REPORT
The Digital Future
for Health and Social Care
Realising the Potential for Digital Footprints in Sustainability and Transformation Partnerships
Published:
26 June 2017
The aim of this report was to present a new model for integration and innovation in health and social care that uses collaboration to create a unified, cross sector strategy to estates and infrastructure as the catalyst to meet the current financial and service demand challenges.
OVERVIEW
The study, undertaken for Sopra Steria, warns that recent cyber-attacks on the NHS only serve to demonstrate the urgent need for a robust and safe system for sharing data that recognises the rapid move towards greater integration of services.
The authors found broader application and use of digital technologies as key enablers in STPs could ensure benefits across a range of areas and lead to the delivery of more responsive, personalised, and cost-effective services.
MAJOR BARRIERS IDENTIFIED
- data systems that cannot communicate with each other across organisations or sectors;
- limited understanding that service users, patients and the public have of the benefits that digital technologies can bring.
ENABLERS FOR CHANGE
- ensuring more intelligent and better use of data, in particular improving the interoperability of data system to enable greater sharing of patient and service user data across systems, organisations and sectors;
- supporting service users, patients and public to adopt and use new technologies that can enhance their ability to manage their own care and live independently;
- strengthening integration across health, social care and related public, social and private sectors, where digital innovations can break down organisational boundaries;
MAJOR RECOMMENDATIONS
- Perceived and actual financial challenges in the health and social care sectors need not impede the much-needed investment of effort and resources into digital technologies – which have the capacity to alleviate financial pressures
- The depth and breadth of data collected by the public sector is potentially the greatest asset for driving digital innovation in the health and social care sectors.

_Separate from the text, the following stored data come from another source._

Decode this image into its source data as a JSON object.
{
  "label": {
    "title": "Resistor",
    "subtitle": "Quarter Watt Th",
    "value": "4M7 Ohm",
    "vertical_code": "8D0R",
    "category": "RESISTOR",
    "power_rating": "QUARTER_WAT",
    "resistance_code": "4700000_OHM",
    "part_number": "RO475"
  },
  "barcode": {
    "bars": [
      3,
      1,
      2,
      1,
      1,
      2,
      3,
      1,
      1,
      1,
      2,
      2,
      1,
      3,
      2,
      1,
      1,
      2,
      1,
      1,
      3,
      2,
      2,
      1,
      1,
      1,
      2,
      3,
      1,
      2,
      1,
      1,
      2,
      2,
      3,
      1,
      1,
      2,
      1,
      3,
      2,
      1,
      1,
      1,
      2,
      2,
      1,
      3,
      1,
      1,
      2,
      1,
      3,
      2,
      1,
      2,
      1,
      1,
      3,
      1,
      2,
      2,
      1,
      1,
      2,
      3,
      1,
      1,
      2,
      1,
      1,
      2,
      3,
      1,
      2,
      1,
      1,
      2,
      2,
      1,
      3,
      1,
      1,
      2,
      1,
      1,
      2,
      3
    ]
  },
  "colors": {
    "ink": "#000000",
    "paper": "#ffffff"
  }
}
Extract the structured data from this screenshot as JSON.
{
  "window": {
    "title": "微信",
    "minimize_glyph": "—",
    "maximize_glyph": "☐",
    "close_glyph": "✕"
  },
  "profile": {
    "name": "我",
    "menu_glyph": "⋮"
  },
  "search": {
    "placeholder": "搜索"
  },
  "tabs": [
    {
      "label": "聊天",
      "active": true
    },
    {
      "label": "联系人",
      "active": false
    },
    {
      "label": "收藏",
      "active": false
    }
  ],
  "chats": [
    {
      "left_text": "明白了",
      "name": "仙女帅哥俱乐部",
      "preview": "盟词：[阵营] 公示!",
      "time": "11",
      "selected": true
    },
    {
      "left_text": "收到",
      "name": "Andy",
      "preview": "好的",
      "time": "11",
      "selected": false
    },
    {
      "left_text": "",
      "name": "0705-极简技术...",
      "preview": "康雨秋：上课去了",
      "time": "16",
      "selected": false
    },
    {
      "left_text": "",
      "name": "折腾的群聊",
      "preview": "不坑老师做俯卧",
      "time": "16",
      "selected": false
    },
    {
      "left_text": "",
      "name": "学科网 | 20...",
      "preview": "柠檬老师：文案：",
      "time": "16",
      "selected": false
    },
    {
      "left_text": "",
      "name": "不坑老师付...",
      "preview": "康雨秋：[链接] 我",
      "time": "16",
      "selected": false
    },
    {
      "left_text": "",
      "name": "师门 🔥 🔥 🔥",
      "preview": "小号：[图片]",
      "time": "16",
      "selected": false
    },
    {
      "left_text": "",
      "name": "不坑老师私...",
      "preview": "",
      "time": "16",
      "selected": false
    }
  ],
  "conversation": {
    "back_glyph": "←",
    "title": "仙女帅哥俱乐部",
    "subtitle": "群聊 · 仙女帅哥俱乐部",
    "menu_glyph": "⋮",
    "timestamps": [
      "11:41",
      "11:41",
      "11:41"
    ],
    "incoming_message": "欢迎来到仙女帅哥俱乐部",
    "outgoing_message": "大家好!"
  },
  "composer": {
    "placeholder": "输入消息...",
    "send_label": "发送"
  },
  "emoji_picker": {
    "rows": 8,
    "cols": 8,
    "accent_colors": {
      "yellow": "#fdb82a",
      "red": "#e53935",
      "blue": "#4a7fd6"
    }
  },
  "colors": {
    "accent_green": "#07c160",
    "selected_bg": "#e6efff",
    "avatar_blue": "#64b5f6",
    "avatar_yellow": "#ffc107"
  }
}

- To make the most of this latent potential, health and social care services should, with sufficient and robust data protection, be more open in sharing their wealth of data with the wider public sector and commercial providers.
- Delivering digital innovation in the health system is not, primarily, an issue of developing or commissioning new technology; the tools are available and proven. Instead, successful digital innovation in health and social care will require a cultural change across the entire interdependent network of public, private and third-sector partners.